De jeunes filles abordées par ces malfaiteurs, font état de sites internet de certaines Organisations non gouvernementales qui disposeraient des antennes dans de nombreux pays africains, asiatiques et américains, où elles ont financé des projets pour accroître la production agricole et lutter contre le chômage et la pauvreté.

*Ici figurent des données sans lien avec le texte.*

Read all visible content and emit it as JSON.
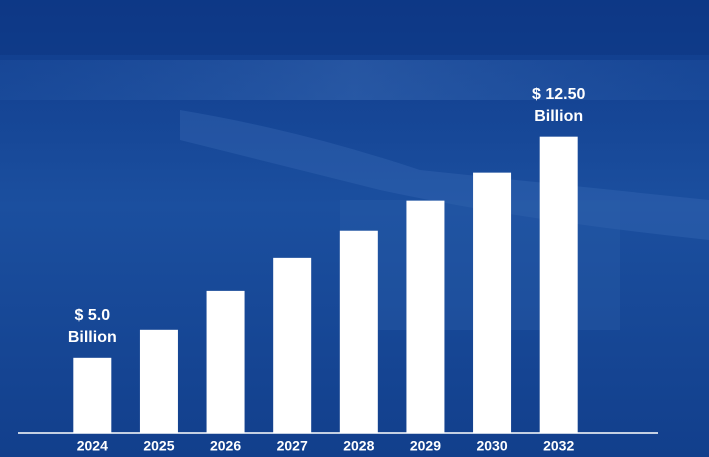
{
  "chart_data": {
    "type": "bar",
    "categories": [
      "2024",
      "2025",
      "2026",
      "2027",
      "2028",
      "2029",
      "2030",
      "2032"
    ],
    "values": [
      5.0,
      5.95,
      7.27,
      8.39,
      9.31,
      10.33,
      11.28,
      12.5
    ],
    "value_labels": [
      [
        "$ 5.0",
        "Billion"
      ],
      null,
      null,
      null,
      null,
      null,
      null,
      [
        "$ 12.50",
        "Billion"
      ]
    ],
    "color": "#ffffff",
    "ylim": [
      2.45,
      15.1
    ]
  }
}
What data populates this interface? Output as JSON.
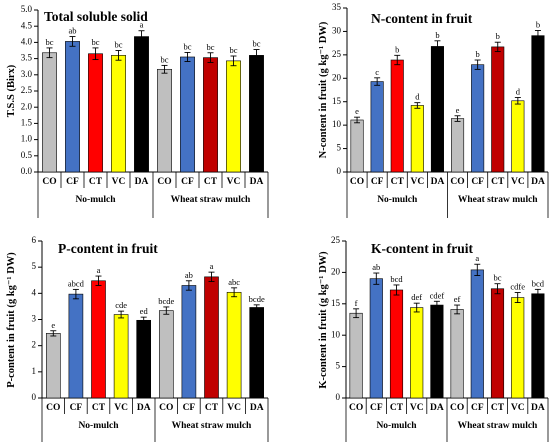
{
  "chart_data": [
    {
      "type": "bar",
      "title": "Total soluble solid",
      "ylabel": "T.S.S  (Birx)",
      "ylim": [
        0,
        5
      ],
      "yticks": [
        "0.0",
        "0.5",
        "1.0",
        "1.5",
        "2.0",
        "2.5",
        "3.0",
        "3.5",
        "4.0",
        "4.5",
        "5.0"
      ],
      "categories": [
        "CO",
        "CF",
        "CT",
        "VC",
        "DA",
        "CO",
        "CF",
        "CT",
        "VC",
        "DA"
      ],
      "groups": [
        "No-mulch",
        "Wheat straw mulch"
      ],
      "values": [
        3.68,
        4.03,
        3.65,
        3.6,
        4.18,
        3.17,
        3.55,
        3.53,
        3.43,
        3.6
      ],
      "errors": [
        0.15,
        0.15,
        0.18,
        0.15,
        0.18,
        0.12,
        0.14,
        0.15,
        0.15,
        0.18
      ],
      "letters": [
        "bc",
        "ab",
        "bc",
        "bc",
        "a",
        "bc",
        "bc",
        "bc",
        "bc",
        "bc"
      ]
    },
    {
      "type": "bar",
      "title": "N-content in fruit",
      "ylabel": "N-content in fruit (g kg⁻¹ DW)",
      "ylim": [
        0,
        35
      ],
      "yticks": [
        "0",
        "5",
        "10",
        "15",
        "20",
        "25",
        "30",
        "35"
      ],
      "categories": [
        "CO",
        "CF",
        "CT",
        "VC",
        "DA",
        "CO",
        "CF",
        "CT",
        "VC",
        "DA"
      ],
      "groups": [
        "No-mulch",
        "Wheat straw mulch"
      ],
      "values": [
        11.1,
        19.3,
        23.9,
        14.2,
        26.8,
        11.4,
        22.9,
        26.7,
        15.2,
        29.1
      ],
      "errors": [
        0.6,
        0.8,
        1.0,
        0.6,
        1.2,
        0.6,
        1.0,
        1.0,
        0.7,
        1.1
      ],
      "letters": [
        "e",
        "c",
        "b",
        "d",
        "b",
        "e",
        "b",
        "b",
        "d",
        "b"
      ]
    },
    {
      "type": "bar",
      "title": "P-content in fruit",
      "ylabel": "P-content in fruit (g kg⁻¹ DW)",
      "ylim": [
        0,
        6
      ],
      "yticks": [
        "0",
        "1",
        "2",
        "3",
        "4",
        "5",
        "6"
      ],
      "categories": [
        "CO",
        "CF",
        "CT",
        "VC",
        "DA",
        "CO",
        "CF",
        "CT",
        "VC",
        "DA"
      ],
      "groups": [
        "No-mulch",
        "Wheat straw mulch"
      ],
      "values": [
        2.47,
        3.97,
        4.48,
        3.19,
        2.97,
        3.34,
        4.3,
        4.63,
        4.04,
        3.46
      ],
      "errors": [
        0.1,
        0.18,
        0.18,
        0.13,
        0.12,
        0.14,
        0.18,
        0.18,
        0.17,
        0.1
      ],
      "letters": [
        "e",
        "abcd",
        "a",
        "cde",
        "ed",
        "bcde",
        "ab",
        "a",
        "abc",
        "bcde"
      ]
    },
    {
      "type": "bar",
      "title": "K-content in fruit",
      "ylabel": "K-content in fruit (g kg⁻¹ DW)",
      "ylim": [
        0,
        25
      ],
      "yticks": [
        "0",
        "5",
        "10",
        "15",
        "20",
        "25"
      ],
      "categories": [
        "CO",
        "CF",
        "CT",
        "VC",
        "DA",
        "CO",
        "CF",
        "CT",
        "VC",
        "DA"
      ],
      "groups": [
        "No-mulch",
        "Wheat straw mulch"
      ],
      "values": [
        13.5,
        19.0,
        17.2,
        14.4,
        14.8,
        14.1,
        20.4,
        17.4,
        16.0,
        16.6
      ],
      "errors": [
        0.7,
        0.9,
        0.8,
        0.7,
        0.6,
        0.7,
        0.9,
        0.8,
        0.8,
        0.7
      ],
      "letters": [
        "f",
        "ab",
        "bcd",
        "def",
        "cdef",
        "ef",
        "a",
        "bc",
        "cdfe",
        "bcd"
      ]
    }
  ],
  "colors": {
    "CO": "#bfbfbf",
    "CF": "#4472c4",
    "CT": "#ff0000",
    "VC": "#ffff00",
    "DA": "#000000",
    "CT_mulch": "#c00000"
  }
}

            Le rêve d’aller travailler dans d’autres pays pour de nouvelles découvertes, de nouvelles amitiés et de nouvelles perspectives professionnelles, ne cesse de hanter la jeunesse congolaise qui, sans s’entourer de minimum de précautions, se confient au premier aventurier ou escroc venu.  Et comme tout doit demeurer discret, ils n’en parlent qu’à leurs intimes ou proches. Après le paiement de quelques sommes d’argent, et le silence leur réservé par les malfaiteurs, ils se rendent finalement à l’évidence qu’ils ont été roulés dans la farine.
Dernière race des victimes, les opérateurs économiques congolais intéressés par  l’accès aux crédits de grands groupes financiers internationaux. Un jeune entrepreneur naviguait sur internet à la recherche des partenaires expérimentés. Des cybercriminels dont on ne sait comment ils sont entrés en contact avec lui, ont  fait part de leur souci d’aider les jeunes entrepreneurs africains en quête de financement.
            Intéressé, il a pris relai avec ces inconnus qui prétendaient agir avec l’appui des organismes de financement  et de quelques banques arabes.  Après des échanges et le transfert de certains frais d’adhésion à l’organisation, le groupe a fermé le site, ne répondant plus à aucune correspondance.
            En RDC, la Coordination de la police judiciaire ferait mieux de traquer ces cybercriminels qui, pour la plupart, opèrent à Kinshasa, sans visage et sans adresses connues.         J.R.T.